17/01/2020
It’s not that I’ve never cooked before. And I’m sure I’ve demonstrated an ability to follow instructions in other spheres. But this attempt to cook something nutritious for our tea left a little something to be desired. Rather like my mother, who used to blame her deafness on everyone else mumbling, I think the recipe may have been faulty or made too many assumptions about my skill levels, in spite of the rave reviews it has received.
The dish was to be a simple and quick chicken curry.
Now, I know that it’s possible to buy jars of curry paste which have been specially blended to achieve a desired effect, and their use would almost certainly speed proceedings up. But the idea of blending my own herbs and spices seemed to me to get right to the heart of the matter.
As probably everybody else in the world already knows, the process begins with the cooking together of the spices in a hot oil. So, in go cumin seeds, fennel seeds, chilli flakes and a cinnamon stick. Then a paste made from a whizzed onion, whizzed root ginger and six whizzed garlic cloves. And finally, garam masala and turmeric.

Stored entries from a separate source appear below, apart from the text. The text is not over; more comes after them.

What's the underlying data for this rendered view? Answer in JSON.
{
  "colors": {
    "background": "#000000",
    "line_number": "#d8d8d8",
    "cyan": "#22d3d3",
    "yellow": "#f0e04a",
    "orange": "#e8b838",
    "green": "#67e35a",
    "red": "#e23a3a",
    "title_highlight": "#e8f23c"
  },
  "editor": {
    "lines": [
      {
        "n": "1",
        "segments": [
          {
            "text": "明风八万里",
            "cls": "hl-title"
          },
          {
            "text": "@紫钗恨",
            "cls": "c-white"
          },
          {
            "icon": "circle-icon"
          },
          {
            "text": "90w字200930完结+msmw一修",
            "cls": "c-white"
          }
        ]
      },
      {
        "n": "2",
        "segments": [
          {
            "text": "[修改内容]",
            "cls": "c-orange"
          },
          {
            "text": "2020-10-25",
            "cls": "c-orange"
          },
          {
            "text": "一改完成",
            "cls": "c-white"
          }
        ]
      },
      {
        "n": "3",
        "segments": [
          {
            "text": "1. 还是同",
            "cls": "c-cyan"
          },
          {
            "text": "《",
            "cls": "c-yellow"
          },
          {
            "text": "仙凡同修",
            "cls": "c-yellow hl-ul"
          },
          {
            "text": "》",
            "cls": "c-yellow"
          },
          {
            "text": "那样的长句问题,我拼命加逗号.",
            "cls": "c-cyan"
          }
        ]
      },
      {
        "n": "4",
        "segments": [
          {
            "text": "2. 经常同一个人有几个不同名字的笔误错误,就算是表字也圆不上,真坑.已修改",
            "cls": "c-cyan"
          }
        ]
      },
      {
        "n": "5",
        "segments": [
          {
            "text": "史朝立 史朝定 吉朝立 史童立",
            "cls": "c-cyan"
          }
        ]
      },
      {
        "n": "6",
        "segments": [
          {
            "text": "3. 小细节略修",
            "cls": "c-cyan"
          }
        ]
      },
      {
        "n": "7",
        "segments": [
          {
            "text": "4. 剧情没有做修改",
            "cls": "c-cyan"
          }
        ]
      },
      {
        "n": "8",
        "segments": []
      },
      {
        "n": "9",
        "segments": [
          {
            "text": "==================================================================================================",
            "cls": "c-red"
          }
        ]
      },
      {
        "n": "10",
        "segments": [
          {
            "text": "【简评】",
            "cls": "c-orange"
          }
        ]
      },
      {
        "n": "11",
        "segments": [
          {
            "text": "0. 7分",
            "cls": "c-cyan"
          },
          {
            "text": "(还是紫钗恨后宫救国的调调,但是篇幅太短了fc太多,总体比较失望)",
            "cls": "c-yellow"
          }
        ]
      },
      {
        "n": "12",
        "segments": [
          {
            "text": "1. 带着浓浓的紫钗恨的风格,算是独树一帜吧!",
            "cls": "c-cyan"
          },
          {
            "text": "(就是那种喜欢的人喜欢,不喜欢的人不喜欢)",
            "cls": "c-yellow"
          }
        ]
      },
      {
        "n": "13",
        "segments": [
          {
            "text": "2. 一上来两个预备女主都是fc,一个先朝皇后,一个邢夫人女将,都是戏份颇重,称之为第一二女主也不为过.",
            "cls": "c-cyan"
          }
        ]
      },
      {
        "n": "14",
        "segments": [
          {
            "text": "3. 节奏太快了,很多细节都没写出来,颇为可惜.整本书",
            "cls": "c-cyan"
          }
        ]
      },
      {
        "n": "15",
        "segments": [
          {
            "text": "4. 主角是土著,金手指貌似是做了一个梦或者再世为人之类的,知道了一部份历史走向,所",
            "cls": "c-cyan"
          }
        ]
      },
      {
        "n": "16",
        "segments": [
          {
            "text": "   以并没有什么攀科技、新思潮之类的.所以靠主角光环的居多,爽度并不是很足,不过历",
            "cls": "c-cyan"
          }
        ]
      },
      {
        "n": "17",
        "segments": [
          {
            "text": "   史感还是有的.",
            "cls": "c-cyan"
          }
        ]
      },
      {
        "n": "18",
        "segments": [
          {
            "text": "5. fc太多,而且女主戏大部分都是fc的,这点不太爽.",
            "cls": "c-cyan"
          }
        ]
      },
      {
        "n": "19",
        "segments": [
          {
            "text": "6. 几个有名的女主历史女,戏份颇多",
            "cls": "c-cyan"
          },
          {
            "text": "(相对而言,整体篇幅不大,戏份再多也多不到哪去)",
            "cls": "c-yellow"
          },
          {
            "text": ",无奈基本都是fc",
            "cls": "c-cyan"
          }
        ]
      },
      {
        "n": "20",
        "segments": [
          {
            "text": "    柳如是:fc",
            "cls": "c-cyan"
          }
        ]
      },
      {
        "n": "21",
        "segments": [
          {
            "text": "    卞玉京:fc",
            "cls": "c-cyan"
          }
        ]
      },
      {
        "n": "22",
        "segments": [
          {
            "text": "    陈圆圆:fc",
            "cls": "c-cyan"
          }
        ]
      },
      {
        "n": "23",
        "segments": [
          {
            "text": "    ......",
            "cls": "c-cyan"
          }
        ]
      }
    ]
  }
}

In most hands this probably results in a beautifully aromatic paste which will delicately flavour the tomatoes and chicken waiting to be added. But the danger signs were already apparent. The spices in the oil were emitting noxious fumes which induced a coughing fit and caused me to fling open doors and windows. The whole house smelt like a tandoori restaurant and the resulting dish, although looking like a curry, was something akin to a tindaloo – a dish normally reserved for sado-masochists.

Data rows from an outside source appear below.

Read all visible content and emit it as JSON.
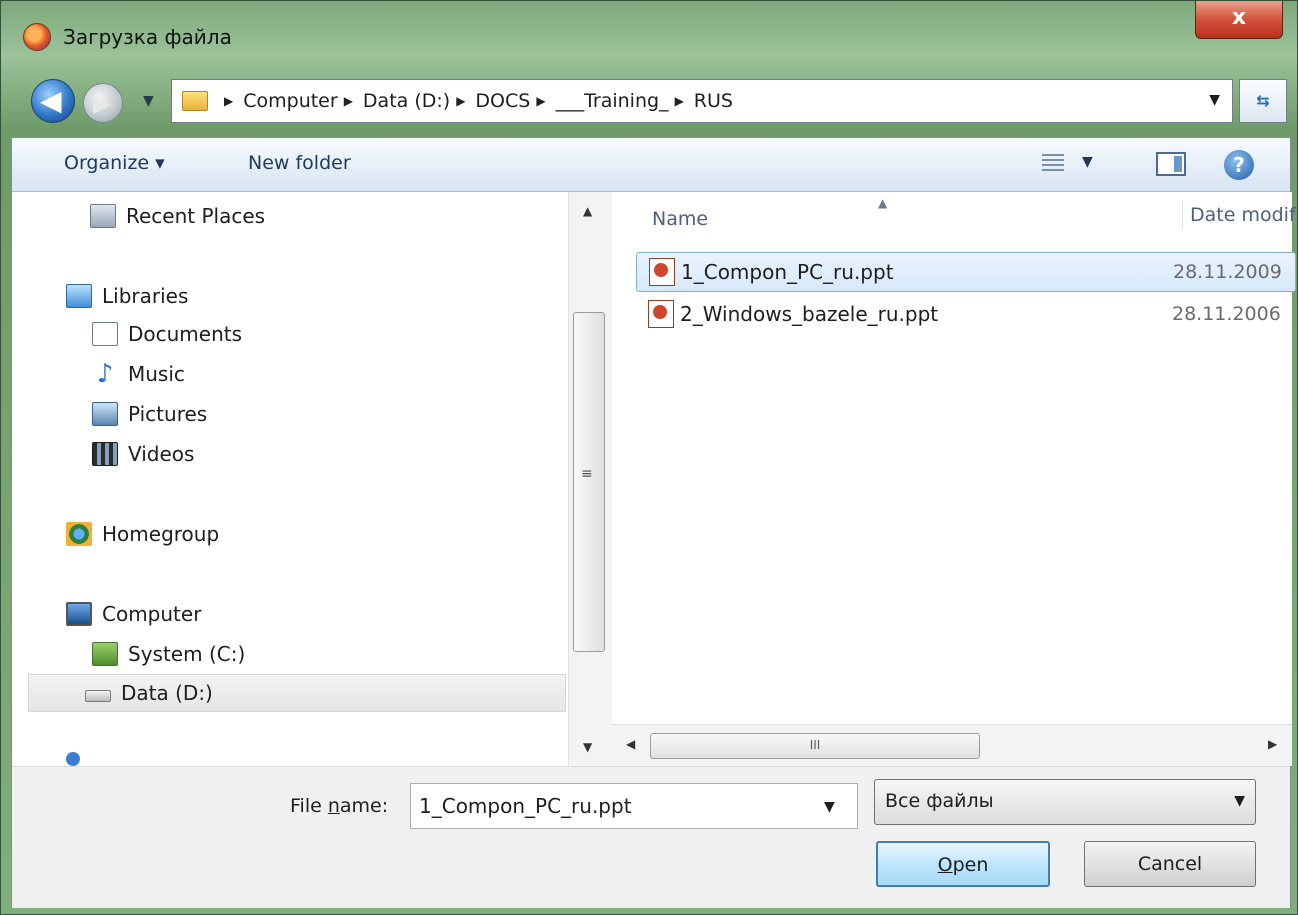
{
  "window": {
    "title": "Загрузка файла",
    "close_glyph": "x"
  },
  "address_bar": {
    "crumbs": [
      "Computer",
      "Data (D:)",
      "DOCS",
      "___Training_",
      "RUS"
    ]
  },
  "toolbar": {
    "organize": "Organize ▾",
    "new_folder": "New folder",
    "help_glyph": "?"
  },
  "nav_pane": {
    "items": [
      {
        "label": "Recent Places",
        "icon": "recent-places-icon"
      },
      {
        "label": "Libraries",
        "icon": "libraries-icon"
      },
      {
        "label": "Documents",
        "icon": "documents-icon"
      },
      {
        "label": "Music",
        "icon": "music-icon"
      },
      {
        "label": "Pictures",
        "icon": "pictures-icon"
      },
      {
        "label": "Videos",
        "icon": "videos-icon"
      },
      {
        "label": "Homegroup",
        "icon": "homegroup-icon"
      },
      {
        "label": "Computer",
        "icon": "computer-icon"
      },
      {
        "label": "System (C:)",
        "icon": "system-drive-icon"
      },
      {
        "label": "Data (D:)",
        "icon": "data-drive-icon",
        "selected": true
      }
    ]
  },
  "file_list": {
    "columns": {
      "name": "Name",
      "date": "Date modif"
    },
    "files": [
      {
        "name": "1_Compon_PC_ru.ppt",
        "date": "28.11.2009",
        "selected": true
      },
      {
        "name": "2_Windows_bazele_ru.ppt",
        "date": "28.11.2006",
        "selected": false
      }
    ],
    "hscroll_grip": "III"
  },
  "footer": {
    "file_name_label_pre": "File ",
    "file_name_label_u": "n",
    "file_name_label_post": "ame:",
    "file_name_value": "1_Compon_PC_ru.ppt",
    "file_type": "Все файлы",
    "open_u": "O",
    "open_rest": "pen",
    "cancel": "Cancel"
  },
  "colors": {
    "frame": "#6f9a6a",
    "selection": "#d7e8fa",
    "close": "#c8432b"
  }
}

Ann doesn’t normally like strong curry, but this was the fieriest of acrid products and caused her to invent a series of fanciful motives which might have caused me to produce it. Although a novice, perhaps I had sabotaged my own dish in order never to have to cook again. And, worse, given that I seemed to be able to eat it (since it was the only way I could think of disposing of the toxic waste) then this was clearly what I like, and by implication I’ve hated everything she’s cooked over the last forty-odd years. The curry had clearly gone to her head, the reverse of where it went for me the next day.
I’m guessing that the amounts in the recipe are merely indicative – so I will be making this again, but erring on the side of caution this time.
As an aside, I certainly didn’t curry any favour down at the snooker hall that evening where my jumper was still heavily aromatic after its experience in the kitchen.